Implementing high-performance, cost-optimized real-time control designs in power conversion applications

In the real-time power conversion field that continues to demand higher performance and efficiency, it is critical for designers to invest in scalable and sustainable industrial and automotive power conversion solutions. This demand in turn leads to the demand for real-time control system resources, such as the number of MCUs with millions of instructions per second (MIPS) computing power, pulse width modulators (PWMs), and analog-to-digital converters (ADCs) in servo drive systems, power and grid infrastructure, and on-board charging applications. This also leads to the need for developers to build and maintain their product lines in a simple and low-risk manner. Performance scalability and product portfolio compatibility provide developers with a labor-saving and cost-effective way to expand real-time control resources and maintain a platform for long-term power conversion solutions.

Scaling real-time control resources through distributed architecture

The rise of renewable energy sources has driven the use of higher power levels in applications such as solar inverters. As power levels increase, more real-time control resources such as MIPS, PWM, and ADC are needed, which play a vital role in the power conversion process. The typical approach to addressing this demand is to control multiple power stages in a solar inverter system through a single central controller. What happens when this controller is not resourceful enough to address higher power levels and an increasing number of power stages? Distributed architecture is the best solution to this problem.

The idea of ​​a distributed architecture is to connect multiple real-time control MCUs to expand the number of available system resources and peripherals. This implementation enables designers to achieve the performance and efficiency required for their products without compromising product performance.

Cost of multi-chip solutions

The complexity of connecting multiple devices through isolation and interface speed

Lack of peripherals with external memory interfaces on the host/main processor

Texas Instruments' C2000 real-time control MCU portfolio addresses these three issues and realizes the true value of distributed power conversion architectures:

The latest version of Texas Instruments' C2000 real-time control MCU series, the TMS320F28002x series, is low-priced and can help designers optimize BOM costs through distributed architectures. The rich features in the C2000 real-time control MCU series, such as accelerators, configurable logic, analog comparators, and peripherals, can further optimize system architectures.

Fast Serial Interface (FSI) enables reliable and robust high-speed inter-chip or inter-board communication at speeds up to 200 MBPS. FSI offers advantages over other interface protocols such as CAN or SCI. The low speed and lack of slew rate compensation of CAN or SCI make them unsuitable solutions for connecting multiple MCUs for isolated communication. Due to the inherent slew rate compensation and speed of FSI, connecting multiple MCUs for resource scalability becomes a labor-saving and robust interface option.
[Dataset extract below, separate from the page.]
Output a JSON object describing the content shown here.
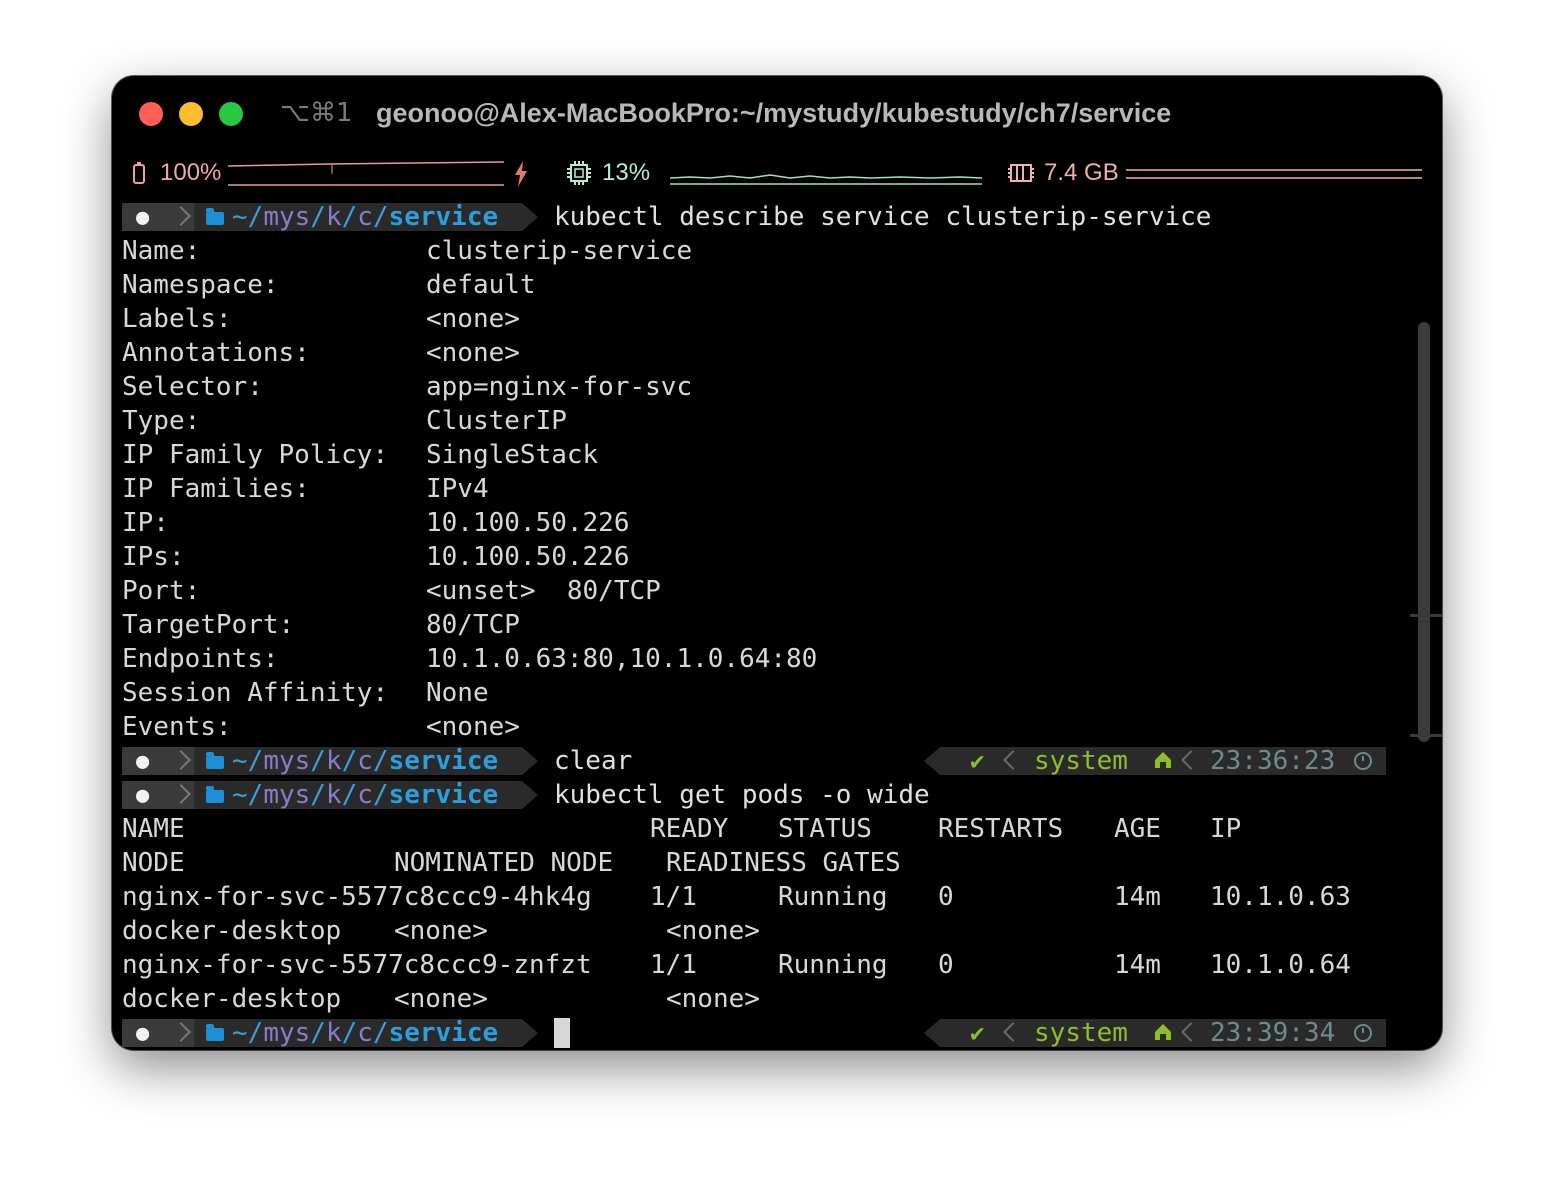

Figure 1 shows how FSI can be used to connect multiple real-time control MCUs for extended MIPS, PWM, and ADC in solar inverters and other applications. 
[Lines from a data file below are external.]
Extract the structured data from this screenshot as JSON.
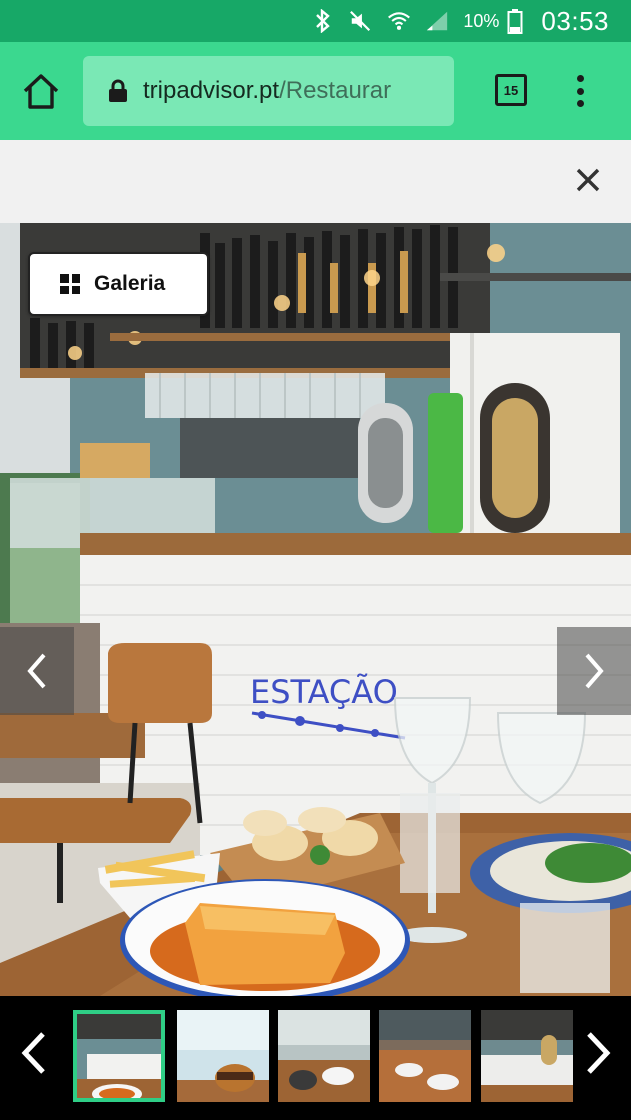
{
  "status_bar": {
    "battery_percent": "10%",
    "time": "03:53"
  },
  "browser": {
    "url_domain": "tripadvisor.pt",
    "url_path": "/Restaurar",
    "tab_count": "15"
  },
  "gallery": {
    "button_label": "Galeria",
    "sign_text": "ESTAÇÃO",
    "thumbnails": [
      {
        "name": "thumbnail-1",
        "active": true
      },
      {
        "name": "thumbnail-2",
        "active": false
      },
      {
        "name": "thumbnail-3",
        "active": false
      },
      {
        "name": "thumbnail-4",
        "active": false
      },
      {
        "name": "thumbnail-5",
        "active": false
      }
    ]
  },
  "colors": {
    "status_bar": "#17a867",
    "browser_bar": "#3bd88f",
    "url_box": "#7ae8b5",
    "active_thumb_border": "#2fce86"
  }
}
The introduction of the Host Interface Controller (HIC) in the F28002x enables the MCU to act as a bridge, ultimately enabling the host processor to indirectly gain access to the FSI and other peripherals on the controller. Whether or not FSI is available on your host processor, the F28002x allows designers to achieve scalability through a distributed architecture.

Simplify migration and platform development through portfolio compatibility

In addition to resource scalability, designers are also faced with the challenge of building and maintaining product platforms. To achieve this effectively, a low-effort and low-risk approach is required to build product lines from high-end to mid-range to low-end.
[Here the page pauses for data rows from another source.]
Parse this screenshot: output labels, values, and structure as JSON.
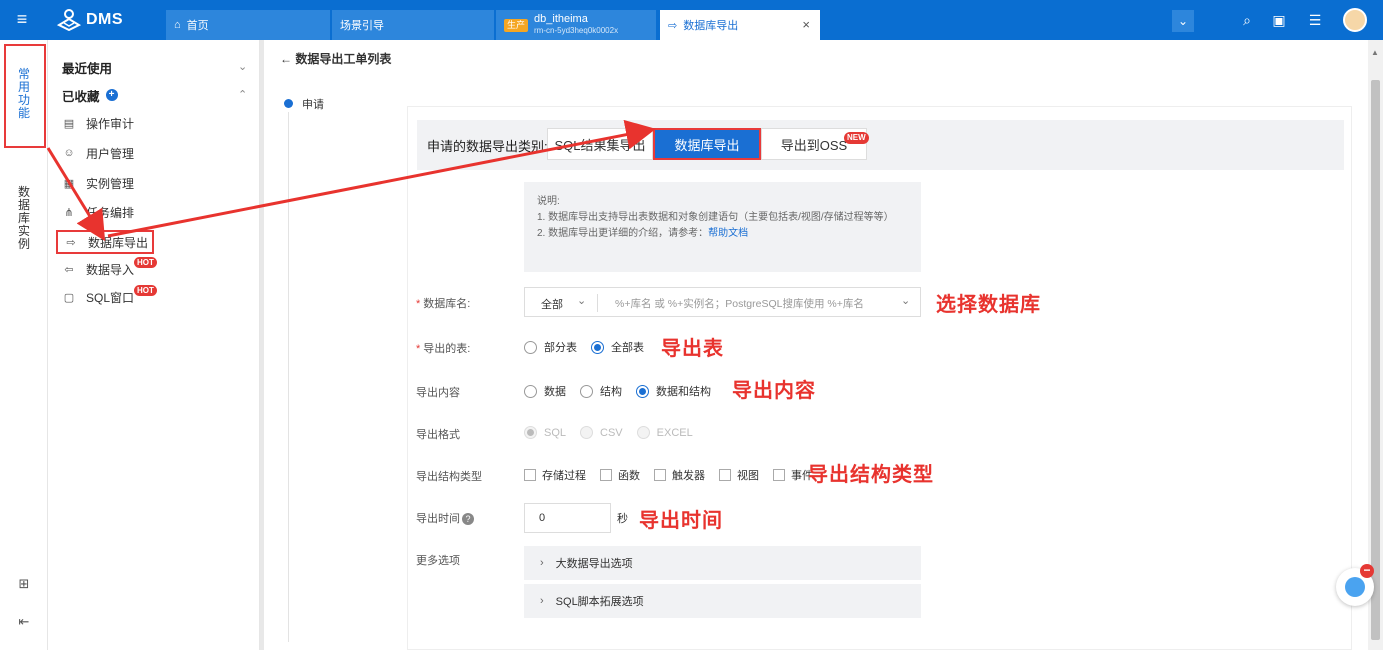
{
  "app": {
    "name": "DMS"
  },
  "tabs": [
    {
      "label": "首页"
    },
    {
      "label": "场景引导"
    },
    {
      "env": "生产",
      "label": "db_itheima",
      "sub": "rm-cn-5yd3heq0k0002x"
    },
    {
      "label": "数据库导出"
    }
  ],
  "rail": {
    "common": "常\n用\n功\n能",
    "instances": "数\n据\n库\n实\n例"
  },
  "sidebar": {
    "recent": "最近使用",
    "favorites": "已收藏",
    "items": [
      {
        "label": "操作审计",
        "icon": "audit-icon"
      },
      {
        "label": "用户管理",
        "icon": "user-icon"
      },
      {
        "label": "实例管理",
        "icon": "instance-icon"
      },
      {
        "label": "任务编排",
        "icon": "workflow-icon"
      },
      {
        "label": "数据库导出",
        "icon": "export-icon"
      },
      {
        "label": "数据导入",
        "icon": "import-icon",
        "badge": "HOT"
      },
      {
        "label": "SQL窗口",
        "icon": "sql-window-icon",
        "badge": "HOT"
      }
    ]
  },
  "main": {
    "back": "← 数据导出工单列表",
    "step": "申请",
    "category": {
      "label": "申请的数据导出类别:",
      "options": [
        "SQL结果集导出",
        "数据库导出",
        "导出到OSS"
      ],
      "new_badge": "NEW"
    },
    "info": {
      "title": "说明:",
      "line1": "1. 数据库导出支持导出表数据和对象创建语句（主要包括表/视图/存储过程等等）",
      "line2_prefix": "2. 数据库导出更详细的介绍，请参考：",
      "line2_link": "帮助文档"
    },
    "db": {
      "label": "数据库名:",
      "scope": "全部",
      "placeholder": "%+库名 或 %+实例名；PostgreSQL搜库使用 %+库名"
    },
    "tables": {
      "label": "导出的表:",
      "options": [
        "部分表",
        "全部表"
      ]
    },
    "content": {
      "label": "导出内容",
      "options": [
        "数据",
        "结构",
        "数据和结构"
      ]
    },
    "format": {
      "label": "导出格式",
      "options": [
        "SQL",
        "CSV",
        "EXCEL"
      ]
    },
    "struct_types": {
      "label": "导出结构类型",
      "options": [
        "存储过程",
        "函数",
        "触发器",
        "视图",
        "事件"
      ]
    },
    "time": {
      "label": "导出时间",
      "value": "0",
      "unit": "秒"
    },
    "more": {
      "label": "更多选项",
      "sections": [
        "大数据导出选项",
        "SQL脚本拓展选项"
      ]
    }
  },
  "annotations": {
    "select_db": "选择数据库",
    "export_tables": "导出表",
    "export_content": "导出内容",
    "export_struct": "导出结构类型",
    "export_time": "导出时间"
  },
  "colors": {
    "brand": "#0a6ed1",
    "accent": "#1a6fd3",
    "annotation": "#e8332e"
  }
}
The C2000 real-time control MCU portfolio provides peripheral and code compatibility across device families, reducing the workload of developers using multiple products. This simplifies the process of migrating and building products based on similar MCU technology, thereby achieving sustainable platform solutions. Figure 2 shows the pin-to-pin, peripheral and code compatible device family in the third generation of C2000 real-time control MCUs – from high-end to mid-range to low-end products.

In the evolving automotive and industrial power conversion markets, designers are looking for innovations that can help them address two key design challenges: how to easily scale real-time control resources, and how to build and maintain long-term platform solutions. Connecting multiple C2000 real-time control MCUs through FSI to achieve scalable MIPS, PWM, and ADC in applications such as solar inverters and distributed multi-axis servo drives is an efficient, low-risk, and cost-effective solution for scalable real-time control resources. At the same time, code and peripheral compatibility of device families in the C2000 portfolio makes it possible to develop efficient, low-risk, long-term platforms. The F28002x device family not only provides a cost-effective way to scale real-time control resources through a distributed architecture, but is also compatible with the existing C2000 portfolio, enabling designers to build long-term, sustainable solutions.